More research is being undertaken in Australia to identify strategies that are inclusive of ethnic and indigenous voices to highlight that there is racism in this country. Perpetrators of racism are now beginning to acknowledge racism exists and some are becoming allies by even suggesting that they will defend a person being racially targeted.
So we know numbers of perpetrators of racism decrease with a widespread acceptance of diversity fostered by national accountability. Combating racist and discriminatory language, attitudes and behaviours can be challenging and differs from person to person. Responding to racism is an individual choice. You are entitled to respond to racism in a way you see fit. As previously mentioned, my response has drastically changed from 1. being angry then doing nothing about it or only ever killing them with kindness by being patient and attempting to have discussions to 2. case by case assessments of responding with either the former approach, indignation or intolerance served with a side of formal complaints or reporting. Life experience has led to only reserving energy for discussions with people that demonstrate a willingness to acknowledge their ignorance or privilege and learn from their mistakes. The following are general guidelines for people seeking assistance in responding to racial bias or discrimination towards them:
- Recognise when you are being racially targeted or discriminated against as it can be direct or indirect at times. Monitor and compare the person (s) attitude, language and behaviour towards others and yourself over a period of time. Be aware of what is racial profiling, prejudice and discrimination
- Decide whether you want to immediately address the comment or behaviour or you would like to walk away and collect evidence over a period of time. This applies to online cyber hate or racism
- If you choose to remain silent and walk away, you can collect evidence e.g. witnesses, time & date of comments or behaviours and present this to their supervisor/ manager/ teacher. If an unsatisfactory response is received from their line manager/ principal, you can escalate up to the CEO of their company until you are satisfied with a reasonable response. If this isn’t achieved, you can forward complaints about the person and the company to the Australian Human Rights Commission (AHRC), or Fair Work Obumdsman the Federal Court of Australia depending on the severity.

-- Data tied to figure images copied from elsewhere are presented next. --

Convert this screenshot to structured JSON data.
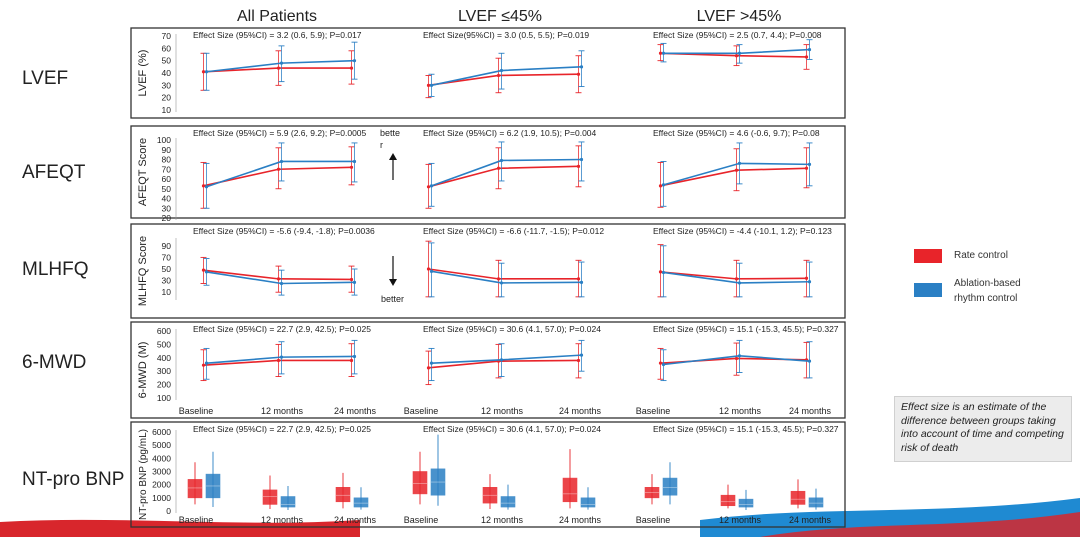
{
  "column_titles": [
    "All Patients",
    "LVEF ≤45%",
    "LVEF >45%"
  ],
  "row_labels": [
    "LVEF",
    "AFEQT",
    "MLHFQ",
    "6-MWD",
    "NT-pro BNP"
  ],
  "legend": [
    {
      "label": "Rate control",
      "color": "#e8242a"
    },
    {
      "label": "Ablation-based rhythm control",
      "label_line1": "Ablation-based",
      "label_line2": "rhythm control",
      "color": "#2a7fc4"
    }
  ],
  "note": "Effect size is an estimate of the difference between groups taking into account of time and competing risk of death",
  "annotations": {
    "better_up_1": "bette",
    "better_up_2": "r",
    "better_down": "better"
  },
  "colors": {
    "rate": "#e8242a",
    "ablation": "#2a7fc4",
    "banner_red": "#d8262c",
    "banner_blue": "#1f8ad2"
  },
  "chart_data": [
    {
      "type": "line",
      "ylabel": "LVEF (%)",
      "ylim": [
        10,
        70
      ],
      "yticks": [
        10,
        20,
        30,
        40,
        50,
        60,
        70
      ],
      "x": [
        "Baseline",
        "12 months",
        "24 months"
      ],
      "show_xlabels": false,
      "panels": [
        {
          "effect": "Effect Size (95%CI) = 3.2 (0.6, 5.9); P=0.017",
          "series": [
            {
              "name": "Rate control",
              "values": [
                41,
                44,
                44
              ],
              "err": [
                [
                  26,
                  56
                ],
                [
                  30,
                  58
                ],
                [
                  31,
                  58
                ]
              ]
            },
            {
              "name": "Ablation-based rhythm control",
              "values": [
                41,
                48,
                50
              ],
              "err": [
                [
                  26,
                  56
                ],
                [
                  33,
                  62
                ],
                [
                  35,
                  65
                ]
              ]
            }
          ]
        },
        {
          "effect": "Effect Size(95%CI) = 3.0 (0.5, 5.5); P=0.019",
          "series": [
            {
              "name": "Rate control",
              "values": [
                30,
                38,
                39
              ],
              "err": [
                [
                  20,
                  38
                ],
                [
                  24,
                  52
                ],
                [
                  24,
                  54
                ]
              ]
            },
            {
              "name": "Ablation-based rhythm control",
              "values": [
                30,
                42,
                45
              ],
              "err": [
                [
                  21,
                  39
                ],
                [
                  27,
                  56
                ],
                [
                  29,
                  58
                ]
              ]
            }
          ]
        },
        {
          "effect": "Effect Size (95%CI) = 2.5 (0.7, 4.4); P=0.008",
          "series": [
            {
              "name": "Rate control",
              "values": [
                56,
                54,
                53
              ],
              "err": [
                [
                  50,
                  63
                ],
                [
                  46,
                  62
                ],
                [
                  43,
                  63
                ]
              ]
            },
            {
              "name": "Ablation-based rhythm control",
              "values": [
                56,
                56,
                59
              ],
              "err": [
                [
                  49,
                  64
                ],
                [
                  48,
                  63
                ],
                [
                  51,
                  67
                ]
              ]
            }
          ]
        }
      ]
    },
    {
      "type": "line",
      "ylabel": "AFEQT Score",
      "ylim": [
        20,
        100
      ],
      "yticks": [
        20,
        30,
        40,
        50,
        60,
        70,
        80,
        90,
        100
      ],
      "x": [
        "Baseline",
        "12 months",
        "24 months"
      ],
      "show_xlabels": false,
      "panels": [
        {
          "effect": "Effect Size (95%CI) = 5.9 (2.6, 9.2); P=0.0005",
          "series": [
            {
              "name": "Rate control",
              "values": [
                53,
                70,
                72
              ],
              "err": [
                [
                  30,
                  77
                ],
                [
                  50,
                  92
                ],
                [
                  54,
                  93
                ]
              ]
            },
            {
              "name": "Ablation-based rhythm control",
              "values": [
                52,
                78,
                78
              ],
              "err": [
                [
                  30,
                  76
                ],
                [
                  58,
                  97
                ],
                [
                  57,
                  97
                ]
              ]
            }
          ]
        },
        {
          "effect": "Effect Size (95%CI) = 6.2 (1.9, 10.5); P=0.004",
          "series": [
            {
              "name": "Rate control",
              "values": [
                52,
                71,
                73
              ],
              "err": [
                [
                  30,
                  75
                ],
                [
                  50,
                  92
                ],
                [
                  52,
                  94
                ]
              ]
            },
            {
              "name": "Ablation-based rhythm control",
              "values": [
                53,
                79,
                80
              ],
              "err": [
                [
                  32,
                  76
                ],
                [
                  58,
                  98
                ],
                [
                  58,
                  98
                ]
              ]
            }
          ]
        },
        {
          "effect": "Effect Size (95%CI) = 4.6 (-0.6, 9.7); P=0.08",
          "series": [
            {
              "name": "Rate control",
              "values": [
                53,
                69,
                71
              ],
              "err": [
                [
                  31,
                  77
                ],
                [
                  48,
                  91
                ],
                [
                  51,
                  92
                ]
              ]
            },
            {
              "name": "Ablation-based rhythm control",
              "values": [
                54,
                76,
                75
              ],
              "err": [
                [
                  32,
                  78
                ],
                [
                  55,
                  97
                ],
                [
                  53,
                  97
                ]
              ]
            }
          ]
        }
      ]
    },
    {
      "type": "line",
      "ylabel": "MLHFQ Score",
      "ylim": [
        0,
        100
      ],
      "yticks": [
        10,
        30,
        50,
        70,
        90
      ],
      "x": [
        "Baseline",
        "12 months",
        "24 months"
      ],
      "show_xlabels": false,
      "panels": [
        {
          "effect": "Effect Size (95%CI) = -5.6 (-9.4, -1.8); P=0.0036",
          "series": [
            {
              "name": "Rate control",
              "values": [
                48,
                33,
                32
              ],
              "err": [
                [
                  25,
                  70
                ],
                [
                  10,
                  55
                ],
                [
                  10,
                  55
                ]
              ]
            },
            {
              "name": "Ablation-based rhythm control",
              "values": [
                45,
                25,
                27
              ],
              "err": [
                [
                  22,
                  68
                ],
                [
                  5,
                  48
                ],
                [
                  5,
                  50
                ]
              ]
            }
          ]
        },
        {
          "effect": "Effect Size (95%CI) = -6.6 (-11.7, -1.5); P=0.012",
          "series": [
            {
              "name": "Rate control",
              "values": [
                50,
                33,
                33
              ],
              "err": [
                [
                  2,
                  98
                ],
                [
                  2,
                  65
                ],
                [
                  2,
                  65
                ]
              ]
            },
            {
              "name": "Ablation-based rhythm control",
              "values": [
                46,
                26,
                27
              ],
              "err": [
                [
                  2,
                  95
                ],
                [
                  2,
                  60
                ],
                [
                  2,
                  62
                ]
              ]
            }
          ]
        },
        {
          "effect": "Effect Size (95%CI) = -4.4 (-10.1, 1.2); P=0.123",
          "series": [
            {
              "name": "Rate control",
              "values": [
                45,
                33,
                34
              ],
              "err": [
                [
                  2,
                  92
                ],
                [
                  2,
                  65
                ],
                [
                  2,
                  65
                ]
              ]
            },
            {
              "name": "Ablation-based rhythm control",
              "values": [
                44,
                26,
                28
              ],
              "err": [
                [
                  2,
                  90
                ],
                [
                  2,
                  60
                ],
                [
                  2,
                  62
                ]
              ]
            }
          ]
        }
      ]
    },
    {
      "type": "line",
      "ylabel": "6-MWD (M)",
      "ylim": [
        100,
        600
      ],
      "yticks": [
        100,
        200,
        300,
        400,
        500,
        600
      ],
      "x": [
        "Baseline",
        "12 months",
        "24 months"
      ],
      "show_xlabels": true,
      "panels": [
        {
          "effect": "Effect Size (95%CI) = 22.7 (2.9, 42.5); P=0.025",
          "series": [
            {
              "name": "Rate control",
              "values": [
                345,
                380,
                380
              ],
              "err": [
                [
                  230,
                  460
                ],
                [
                  260,
                  500
                ],
                [
                  260,
                  505
                ]
              ]
            },
            {
              "name": "Ablation-based rhythm control",
              "values": [
                360,
                405,
                410
              ],
              "err": [
                [
                  240,
                  470
                ],
                [
                  280,
                  520
                ],
                [
                  280,
                  530
                ]
              ]
            }
          ]
        },
        {
          "effect": "Effect Size (95%CI) = 30.6 (4.1, 57.0); P=0.024",
          "series": [
            {
              "name": "Rate control",
              "values": [
                325,
                375,
                380
              ],
              "err": [
                [
                  200,
                  450
                ],
                [
                  250,
                  500
                ],
                [
                  250,
                  505
                ]
              ]
            },
            {
              "name": "Ablation-based rhythm control",
              "values": [
                360,
                385,
                420
              ],
              "err": [
                [
                  230,
                  470
                ],
                [
                  260,
                  505
                ],
                [
                  300,
                  530
                ]
              ]
            }
          ]
        },
        {
          "effect": "Effect Size (95%CI) = 15.1 (-15.3, 45.5); P=0.327",
          "series": [
            {
              "name": "Rate control",
              "values": [
                360,
                395,
                385
              ],
              "err": [
                [
                  240,
                  470
                ],
                [
                  270,
                  510
                ],
                [
                  250,
                  515
                ]
              ]
            },
            {
              "name": "Ablation-based rhythm control",
              "values": [
                350,
                415,
                375
              ],
              "err": [
                [
                  230,
                  460
                ],
                [
                  290,
                  530
                ],
                [
                  250,
                  520
                ]
              ]
            }
          ]
        }
      ]
    },
    {
      "type": "box",
      "ylabel": "NT-pro BNP (pg/mL)",
      "ylim": [
        0,
        6000
      ],
      "yticks": [
        0,
        1000,
        2000,
        3000,
        4000,
        5000,
        6000
      ],
      "x": [
        "Baseline",
        "12 months",
        "24 months"
      ],
      "show_xlabels": true,
      "panels": [
        {
          "effect": "Effect Size (95%CI) = 22.7 (2.9, 42.5); P=0.025",
          "series": [
            {
              "name": "Rate control",
              "boxes": [
                [
                  500,
                  1000,
                  1750,
                  2400,
                  3700
                ],
                [
                  150,
                  500,
                  1100,
                  1600,
                  2700
                ],
                [
                  200,
                  700,
                  1200,
                  1800,
                  2900
                ]
              ]
            },
            {
              "name": "Ablation-based rhythm control",
              "boxes": [
                [
                  300,
                  1000,
                  1900,
                  2800,
                  4500
                ],
                [
                  80,
                  300,
                  500,
                  1100,
                  1900
                ],
                [
                  100,
                  300,
                  600,
                  1000,
                  1800
                ]
              ]
            }
          ]
        },
        {
          "effect": "Effect Size (95%CI) = 30.6 (4.1, 57.0); P=0.024",
          "series": [
            {
              "name": "Rate control",
              "boxes": [
                [
                  500,
                  1300,
                  2100,
                  3000,
                  4500
                ],
                [
                  150,
                  600,
                  1200,
                  1800,
                  2800
                ],
                [
                  200,
                  700,
                  1300,
                  2500,
                  4700
                ]
              ]
            },
            {
              "name": "Ablation-based rhythm control",
              "boxes": [
                [
                  400,
                  1200,
                  2200,
                  3200,
                  5800
                ],
                [
                  100,
                  300,
                  600,
                  1100,
                  2000
                ],
                [
                  100,
                  300,
                  500,
                  1000,
                  1800
                ]
              ]
            }
          ]
        },
        {
          "effect": "Effect Size (95%CI) = 15.1 (-15.3, 45.5); P=0.327",
          "series": [
            {
              "name": "Rate control",
              "boxes": [
                [
                  500,
                  1000,
                  1400,
                  1800,
                  2800
                ],
                [
                  200,
                  400,
                  700,
                  1200,
                  2000
                ],
                [
                  200,
                  500,
                  900,
                  1500,
                  2400
                ]
              ]
            },
            {
              "name": "Ablation-based rhythm control",
              "boxes": [
                [
                  500,
                  1200,
                  1800,
                  2500,
                  3700
                ],
                [
                  80,
                  300,
                  500,
                  900,
                  1600
                ],
                [
                  100,
                  300,
                  600,
                  1000,
                  1700
                ]
              ]
            }
          ]
        }
      ]
    }
  ]
}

- For cyber racism, collecting evidence involves taking screenshots of the racist comments over time and presenting this as evidence to the person’s place of work, worship or reporting to the government bodies such as AHRC. You can use the Anti-Hate Spray to actively remove online hate messages or media and assists you in responding to racism or making a complaint. The Online Hate Prevention Institution provides assistance on how to report hate or racism comments.
- If you choose to confront the person, ensure your safety is maintained.
- When confronting the person, use open-ended questions to elicit why they made the comment and their biases
- If you perceive that the person is receptive to constructive feedback then inform them how the comment, attitude or behaviour was inappropriate and the impact it had on you. If not, terminate the conversation and initiate steps 2 to 4.
- It is never an obligation for the survivors to educate the perpetrators because this is the 21st century but if you do decide to take the time to educate the person, this is determined by your level of comfortability, the direction of the conversation and the amount of effort you are willing to share.
Hopefully this guide assists others in responding and formalising their complaints against racism. If you have a different response to combating racism, please comment and share your strategy.